At least 24 people were killed and almost 190 were injured in three days of clashes in New Delhi apparently sparked by US President Donald Trump’s first state visit to India.

Authorities said the death toll is expected to further rise as hospitals remain overflowed with dozens of injured people.

New Delhi’s top elected official, chief minister Arjind Kerjiwal, called for the government of Indian prime minister Narendra Modi to send the Indian army to areas in a north-eastern corner of the capital affected by the riots.

Delhi riots from a distance
Black smoke rises into the sky after shops are set on fire during violence between two groups in Bhajanpura, New Delhi (AP)

Police characterised the situation as tense but under control.

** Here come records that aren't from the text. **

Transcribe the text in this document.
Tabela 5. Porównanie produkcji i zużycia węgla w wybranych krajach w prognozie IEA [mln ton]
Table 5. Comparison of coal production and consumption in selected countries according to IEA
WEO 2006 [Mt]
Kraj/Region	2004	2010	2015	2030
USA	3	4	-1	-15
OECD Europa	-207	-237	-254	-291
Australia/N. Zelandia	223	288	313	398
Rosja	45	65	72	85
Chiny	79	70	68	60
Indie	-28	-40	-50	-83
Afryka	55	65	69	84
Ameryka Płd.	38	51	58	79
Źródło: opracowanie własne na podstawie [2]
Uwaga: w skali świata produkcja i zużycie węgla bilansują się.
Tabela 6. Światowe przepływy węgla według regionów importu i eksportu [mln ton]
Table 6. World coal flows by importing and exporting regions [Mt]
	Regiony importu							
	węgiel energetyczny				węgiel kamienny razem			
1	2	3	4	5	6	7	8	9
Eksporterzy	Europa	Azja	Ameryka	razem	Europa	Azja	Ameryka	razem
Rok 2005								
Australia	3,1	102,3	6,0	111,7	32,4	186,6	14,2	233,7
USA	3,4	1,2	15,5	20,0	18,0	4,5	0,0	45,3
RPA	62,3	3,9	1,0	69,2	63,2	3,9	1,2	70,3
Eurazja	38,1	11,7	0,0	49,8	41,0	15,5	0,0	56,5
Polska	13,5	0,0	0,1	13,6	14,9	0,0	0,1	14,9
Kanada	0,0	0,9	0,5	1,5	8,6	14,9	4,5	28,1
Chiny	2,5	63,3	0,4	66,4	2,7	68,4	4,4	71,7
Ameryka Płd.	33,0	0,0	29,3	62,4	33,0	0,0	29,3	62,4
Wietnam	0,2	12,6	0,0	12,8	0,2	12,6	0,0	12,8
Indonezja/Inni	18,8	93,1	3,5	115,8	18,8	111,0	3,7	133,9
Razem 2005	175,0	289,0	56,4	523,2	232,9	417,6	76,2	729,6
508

Schools remain closed, and a ban on assembly continues.

The clashes escalated between Hindu mobs and Muslims protesting against a contentious new citizenship law that fast-tracks naturalisation for foreign-born religious minorities of all major faiths in South Asia except Islam.

Although post-mortem examinations are pending, medical officials at the Guru Teg Bahadur Hospital said some of those who were killed had bullet wounds.

The dead include a policeman and an intelligence bureau officer.

Others came to the hospital with gunshot or stab wounds, injuries incurred from jumping from heights and head injuries.

Donald and Melania Trump
Mr Trump did not address the rioting (AP)

Mr Trump told reporters on Tuesday that he had heard about the violence, but had not discussed it with Mr Modi.

Instead, Mr Trump praised a mega-rally Mr Modi and his Hindu nationalist Bharatiya Janata Party-led government organised for him in the prime minister’s home state of Gujarat, which drew an estimated 125,000 people.

India has been rocked by violence since parliament approved the citizenship law in December.

Opponents have said the country is moving toward a religious citizenship test, but Mr Trump, in keeping with his tendency not to criticise the leaders of countries he has visited, declined to comment on it.

“I don’t want to discuss that. I want to leave that to India and hopefully they’re going to make the right decision for the people,” he said.

Black smoke rose into the sky over north-eastern New Delhi on Tuesday after Hindu protesters set fruit and vegetable shops and a Muslim shrine on fire, witnesses said.

Television images showed streets littered with mangled remains of vehicles, rocks and burned tyres in the worst-hit areas of Chand Bagh, Bhajanpura, Gokulpuri, Maujpur, Kardampuri and Jaffrabad, which witnesses pitched battles between the rival groups who also hurled petrol bombs and opened fire on Monday and Tuesday.